Stupeur. Indignation. Tremblements dans les caleçons. Comment cela ? Alors qu’en Sarkozie, on conserve sans difficulté son statut d’oligarque honoré (sinon honorable), sa place dans le système et les privilèges qui en découlent même après une condamnation pour des choses un peu sérieuses (les condamnés sont en bonne place dans pas mal d’élections), voilà qu’on serait déshonoré rien qu’en étant soupçonné d’avoir voulu expliquer un peu virilement à une petite gourde qu’un grand homme – chance inouie – était prêt à lui donner du plaisir… Plus de respect pour rien.
Sans attendre d’en savoir plus sur « l’affaire », la grande machine médiatique de protection des gros mâles blancs s’est donc mise en route. À ce stade, ce qu’a fait ou pas DSK n’entre en ligne de compte que d’une seule manière : en révélant l’inconscient machiste totalement débridé d’une bonne partie des poussahs qui se sont crus autorisés à commenter l’événement du ton docte et assuré qui les caractérise.

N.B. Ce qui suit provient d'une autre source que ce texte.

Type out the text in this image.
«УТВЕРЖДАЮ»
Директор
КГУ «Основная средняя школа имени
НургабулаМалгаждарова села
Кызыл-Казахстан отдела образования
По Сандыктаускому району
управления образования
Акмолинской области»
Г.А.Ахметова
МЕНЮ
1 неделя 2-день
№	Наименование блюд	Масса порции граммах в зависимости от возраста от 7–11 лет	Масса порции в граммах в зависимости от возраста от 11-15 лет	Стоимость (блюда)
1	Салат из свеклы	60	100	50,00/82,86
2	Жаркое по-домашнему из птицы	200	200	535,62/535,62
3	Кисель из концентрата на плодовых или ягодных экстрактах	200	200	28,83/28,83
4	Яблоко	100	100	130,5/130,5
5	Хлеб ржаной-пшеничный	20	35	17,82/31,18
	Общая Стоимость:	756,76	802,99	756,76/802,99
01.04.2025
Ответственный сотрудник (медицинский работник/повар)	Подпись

Si l’on savait que la France sarkozyste commençait à tenir de la porcherie mentale, il restait à découvrir qu’elle abritait un bon nombre de verrats en rut. L’actualité internationalo-pelvienne arrive donc à point nommé, en nous ouvrant des horizons insoupçonnés sur l’état mental du pays…
Prenons un exemple simple : la matinale du lundi 16 mai (ce matin donc) sur France Culture. Les inoxydables éditorialistes mâles et radoteurs de sciences-po sont bien sûr présents. Et ils reçoivent le formidable Jean-François Kahn, l’inénarrable fondateur du journal crypto-poujado (quoiqu’honorablement anti-sarkozyste, personne n’est entièrement mauvais) Marianne. Entre deux tirades auto-promotionnelles destinées à faire vendre son ex-torchon – et, accessoirement, le dernier « essai » philosophico-oligarchique qu’il vient de commettre – M. Kahn profite de la tribune qui lui est offerte pour exprimer un point de vue fortement burné sur le passionnant événement.
Aux yeux des éditorialistes, ce point de vue est tout ce qu’il y a de plus fin, c’est délicat et plein d’esprit : leurs petits rires gourmands, et surtout un rien salaces, suffisent à en témoigner. Ils ne trouvent rien à y redire. Mais pour l’auditeur un rien sensible à des valeurs aussi simples que le respect de l’autre ou la lutte contre la brutalité et la domination sociale et sexuelle, c’est tout simplement à vomir. Citons:
J.-F. Kahn : Je suis certain, enfin pratiquement certain, qu’il n’y a pas eu une tentative violente de viol, je ne crois pas, ça, je connais le personnage, je ne le pense pas. Qu’il y ait eu une imprudence on peut pas le… (rire gourmand), j’sais pas comment dire, un troussage,
A.-G. Slama : il appelait ça une erreur de jugement (gloussements).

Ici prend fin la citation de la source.